With the thousands of programs available to students, choosing a program for you can be overwhelming. Below are some things to consider when choosing a program.

Questions to ask yourself

  • What kind of courses are you looking to take?
  • What courses will your academic department let you take away from Texas A&M?
  • Are you able to take courses taught in a language other than English?
  • What is your budget?
    • The cost of a program can vary greatly depending on the type of program, the location, the amount of travel, and a variety of other factors.
  • Will you be paying out of pocket, using student loans, using scholarships, using grants, using other aid programs, or a combination?
    • Remember that you can only depend on the scholarships you’ve already been awarded when you confirm your participation with a program.
  • Is there a particular location you would like to go?
  • Do you prefer a large city, a small city, or a town?
  • What term or terms do you want to go abroad? Academic year, fall, winter, spring,  or summer?
  • How do you feel about a homestay (living with a local family)?
  • Do you want to live in an apartment or a dorm?
  • Do you want to arrange your own housing or would you like someone to arrange it for you?
  • Do you have any medical conditions that might require accommodations?
  • Do you have any dietary restrictions?
  • Do you have any cultural or religious considerations?

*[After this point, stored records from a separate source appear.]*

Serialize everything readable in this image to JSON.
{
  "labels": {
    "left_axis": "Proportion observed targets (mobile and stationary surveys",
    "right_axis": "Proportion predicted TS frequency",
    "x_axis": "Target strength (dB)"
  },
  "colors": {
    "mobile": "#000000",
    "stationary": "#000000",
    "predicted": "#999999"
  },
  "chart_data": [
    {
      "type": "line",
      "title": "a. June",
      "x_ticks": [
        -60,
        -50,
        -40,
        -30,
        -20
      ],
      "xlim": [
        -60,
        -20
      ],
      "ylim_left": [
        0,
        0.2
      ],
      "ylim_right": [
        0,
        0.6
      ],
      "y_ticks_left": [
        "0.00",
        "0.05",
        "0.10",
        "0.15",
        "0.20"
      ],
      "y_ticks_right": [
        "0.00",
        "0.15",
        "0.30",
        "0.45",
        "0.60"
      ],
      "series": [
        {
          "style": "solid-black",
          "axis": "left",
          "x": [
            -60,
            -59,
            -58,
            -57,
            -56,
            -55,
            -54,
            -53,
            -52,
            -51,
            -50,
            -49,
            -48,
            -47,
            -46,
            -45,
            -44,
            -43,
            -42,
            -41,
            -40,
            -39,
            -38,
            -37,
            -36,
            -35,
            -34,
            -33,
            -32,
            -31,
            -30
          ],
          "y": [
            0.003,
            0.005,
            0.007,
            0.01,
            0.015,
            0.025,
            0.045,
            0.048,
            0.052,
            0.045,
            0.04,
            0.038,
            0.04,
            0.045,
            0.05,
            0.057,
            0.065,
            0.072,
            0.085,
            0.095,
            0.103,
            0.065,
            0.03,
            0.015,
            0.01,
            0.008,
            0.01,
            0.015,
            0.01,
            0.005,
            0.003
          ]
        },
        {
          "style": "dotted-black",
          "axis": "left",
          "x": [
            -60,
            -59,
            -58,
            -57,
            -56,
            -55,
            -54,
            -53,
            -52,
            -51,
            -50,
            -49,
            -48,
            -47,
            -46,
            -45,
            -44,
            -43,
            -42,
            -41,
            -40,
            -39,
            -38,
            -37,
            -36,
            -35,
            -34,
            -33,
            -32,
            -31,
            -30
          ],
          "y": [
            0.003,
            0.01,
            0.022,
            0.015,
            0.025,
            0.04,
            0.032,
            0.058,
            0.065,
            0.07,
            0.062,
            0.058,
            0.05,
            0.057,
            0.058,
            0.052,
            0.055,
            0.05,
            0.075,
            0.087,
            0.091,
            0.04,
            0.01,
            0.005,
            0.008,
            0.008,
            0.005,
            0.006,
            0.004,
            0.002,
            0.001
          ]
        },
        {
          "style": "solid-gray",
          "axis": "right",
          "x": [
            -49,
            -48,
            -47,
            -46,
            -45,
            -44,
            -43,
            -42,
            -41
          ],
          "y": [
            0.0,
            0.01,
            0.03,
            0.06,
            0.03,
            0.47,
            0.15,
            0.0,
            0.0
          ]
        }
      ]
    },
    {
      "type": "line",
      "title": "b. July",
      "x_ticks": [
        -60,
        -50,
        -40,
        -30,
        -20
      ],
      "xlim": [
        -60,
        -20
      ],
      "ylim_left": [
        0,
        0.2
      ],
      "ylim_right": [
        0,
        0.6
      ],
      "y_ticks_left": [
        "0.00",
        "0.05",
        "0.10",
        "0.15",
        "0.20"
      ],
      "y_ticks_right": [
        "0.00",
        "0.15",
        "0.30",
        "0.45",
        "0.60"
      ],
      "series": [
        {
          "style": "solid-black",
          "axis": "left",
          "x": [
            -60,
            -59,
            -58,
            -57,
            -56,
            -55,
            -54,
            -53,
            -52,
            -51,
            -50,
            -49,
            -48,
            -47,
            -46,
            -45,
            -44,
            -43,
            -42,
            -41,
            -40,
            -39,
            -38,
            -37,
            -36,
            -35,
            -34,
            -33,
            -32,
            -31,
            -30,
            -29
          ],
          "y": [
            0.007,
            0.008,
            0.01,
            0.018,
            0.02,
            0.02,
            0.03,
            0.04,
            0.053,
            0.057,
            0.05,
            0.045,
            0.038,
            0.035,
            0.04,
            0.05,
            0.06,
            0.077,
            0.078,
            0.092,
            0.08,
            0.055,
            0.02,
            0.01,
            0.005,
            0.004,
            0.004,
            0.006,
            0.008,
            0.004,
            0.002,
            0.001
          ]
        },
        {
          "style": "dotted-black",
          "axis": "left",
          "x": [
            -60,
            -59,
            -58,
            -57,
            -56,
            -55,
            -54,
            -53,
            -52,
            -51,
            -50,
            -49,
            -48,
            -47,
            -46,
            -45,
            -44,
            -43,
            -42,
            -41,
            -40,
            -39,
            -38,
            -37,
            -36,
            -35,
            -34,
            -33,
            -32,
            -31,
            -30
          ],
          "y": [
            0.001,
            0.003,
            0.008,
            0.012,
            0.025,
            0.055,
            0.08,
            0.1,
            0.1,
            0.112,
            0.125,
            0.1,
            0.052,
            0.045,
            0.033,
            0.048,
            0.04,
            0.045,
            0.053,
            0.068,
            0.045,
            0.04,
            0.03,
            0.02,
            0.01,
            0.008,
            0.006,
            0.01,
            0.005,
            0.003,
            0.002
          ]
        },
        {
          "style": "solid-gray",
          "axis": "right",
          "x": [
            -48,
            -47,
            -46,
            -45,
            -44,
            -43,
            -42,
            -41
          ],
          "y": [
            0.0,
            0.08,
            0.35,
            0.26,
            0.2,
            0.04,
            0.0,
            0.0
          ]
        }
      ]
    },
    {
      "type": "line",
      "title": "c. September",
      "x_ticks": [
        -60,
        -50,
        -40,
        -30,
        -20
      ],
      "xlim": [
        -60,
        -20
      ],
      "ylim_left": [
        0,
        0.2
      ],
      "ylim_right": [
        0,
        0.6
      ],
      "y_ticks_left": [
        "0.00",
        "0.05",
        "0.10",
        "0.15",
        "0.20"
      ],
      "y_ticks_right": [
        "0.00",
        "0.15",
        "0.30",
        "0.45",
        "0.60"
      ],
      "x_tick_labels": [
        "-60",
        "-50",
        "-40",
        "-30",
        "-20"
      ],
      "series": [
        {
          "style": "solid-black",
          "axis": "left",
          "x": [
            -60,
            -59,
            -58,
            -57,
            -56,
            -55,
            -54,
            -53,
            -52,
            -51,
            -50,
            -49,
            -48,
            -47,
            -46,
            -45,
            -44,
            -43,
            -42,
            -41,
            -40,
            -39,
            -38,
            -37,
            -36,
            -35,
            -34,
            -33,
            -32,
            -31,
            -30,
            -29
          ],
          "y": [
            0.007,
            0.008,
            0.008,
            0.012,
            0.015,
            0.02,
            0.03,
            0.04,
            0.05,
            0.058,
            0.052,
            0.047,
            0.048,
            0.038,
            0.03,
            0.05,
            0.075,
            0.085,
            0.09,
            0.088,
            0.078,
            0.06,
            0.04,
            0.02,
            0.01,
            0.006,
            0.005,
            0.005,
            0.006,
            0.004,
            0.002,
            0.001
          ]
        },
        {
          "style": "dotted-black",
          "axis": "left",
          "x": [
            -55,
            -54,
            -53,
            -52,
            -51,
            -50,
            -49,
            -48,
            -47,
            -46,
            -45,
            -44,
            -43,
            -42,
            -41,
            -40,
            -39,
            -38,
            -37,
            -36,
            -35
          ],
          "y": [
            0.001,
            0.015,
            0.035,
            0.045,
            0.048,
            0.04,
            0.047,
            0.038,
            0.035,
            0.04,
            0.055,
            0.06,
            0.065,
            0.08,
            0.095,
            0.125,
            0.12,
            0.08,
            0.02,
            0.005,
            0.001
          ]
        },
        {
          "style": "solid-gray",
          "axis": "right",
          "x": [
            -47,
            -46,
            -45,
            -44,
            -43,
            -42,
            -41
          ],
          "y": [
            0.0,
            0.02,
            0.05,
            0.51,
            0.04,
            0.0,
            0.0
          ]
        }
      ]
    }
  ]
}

Things to remember during the process:

  • There are a variety of program types
  • Often students must choose between the locations they want to go to and the courses they want to take
    • You may not find a program that meets all of your criteria. That’s okay! Chances are you’re going to have the experience of a life time.
  • Be open to different locations
  • Consider what courses might complement your career goals
  •  Most programs are taught in English and many other programs allow you to learn the local language.
  •  Knowing a foreign language may open up additional options for you, but there are hundreds of English language programs available.
  • Everyone who studies abroad has different goals, different requirements, and a different background. Finding something that fits your needs takes some work, but it is worth it.
    • You will have to talk with your academic advisor and the Study Abroad Programs Office (possibly several times).
  • If for some reason your first program choice becomes unavailable you will save time if you have a secondary program in mind.
  • You need to be aware of application deadlines, payment deadlines, and any other dates related to you program. It is recommended to start planning 10-12 months in advance. Once you have chosen a program it is time to apply.